An improvement to the volcano-scan algorithm for atmospheric correction of CRISM and OMEGA spectral data

TL;DR

This paper presents an improved volcano-scan atmospheric correction method for CRISM and OMEGA spectral data, enhancing mineral detection by adjusting wavelength references within CO2 absorption bands.

Contribution

The authors adapt the volcano-scan technique by shifting reference wavelengths within CO2 absorption bands, accounting for thermal shifts, to improve mineral spectral analysis.

Findings

Enhanced detection of minerals with absorption bands at 1.9-2.1 μm.

Adjusted correction method accounts for thermal wavelength shifts.

Improved atmospheric correction accuracy for Mars spectral data.

Abstract

The observations of Mars by the CRISM and OMEGA hyperspectral imaging spectrometers require correction for photometric, atmospheric and thermal effects prior to the interpretation of possible mineralogical features in the spectra.
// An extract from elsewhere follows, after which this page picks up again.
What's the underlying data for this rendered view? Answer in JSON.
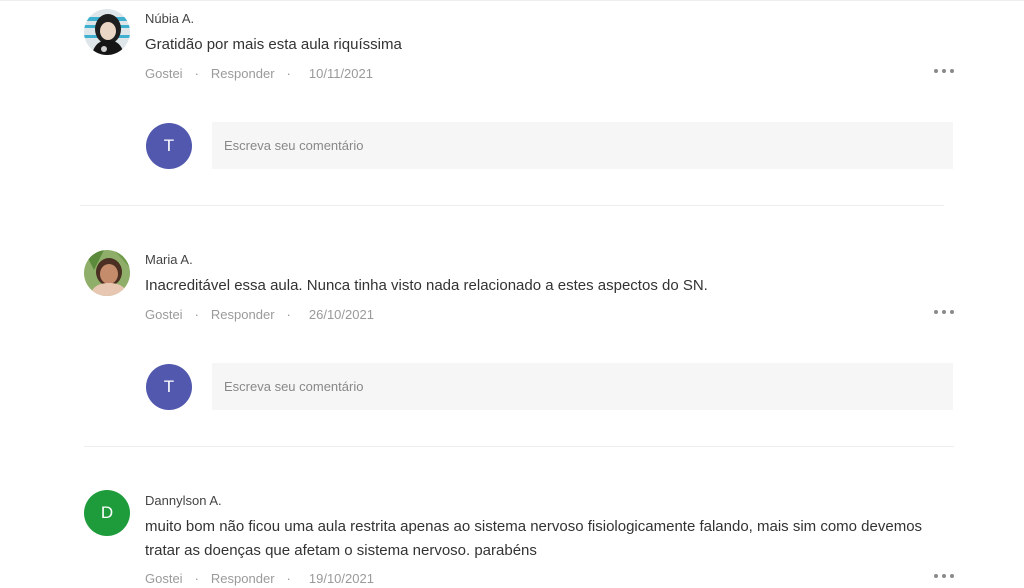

Here, we report on a simple, yet non-trivial, adaptation to the commonly-used volcano-scan correction technique for atmospheric CO_2, which allows for the improved detection of minerals with intrinsic absorption bands at wavelengths between 1.9-2.1 $\mu$m. This volcano-scan technique removes the absorption bands of CO_2 by ensuring that the Lambert albedo is the same at two wavelengths: 1.890 $\mu$m and 2.011 $\mu$m, with the first wavelength outside the CO_2 gas bands and the second wavelength deep inside the CO_2 gas bands. Our adaptation to the volcano-scan technique moves the first wavelength from 1.890 $\mu$m to be instead within the gas bands at 1.980 $\mu$m, and for CRISM data, our adaptation shifts the second wavelength slightly, to 2.007 $\mu$m. We also report on our efforts to account for a slight ~0.001 $\mu$m shift in wavelengths due to thermal effects in the CRISM instrument.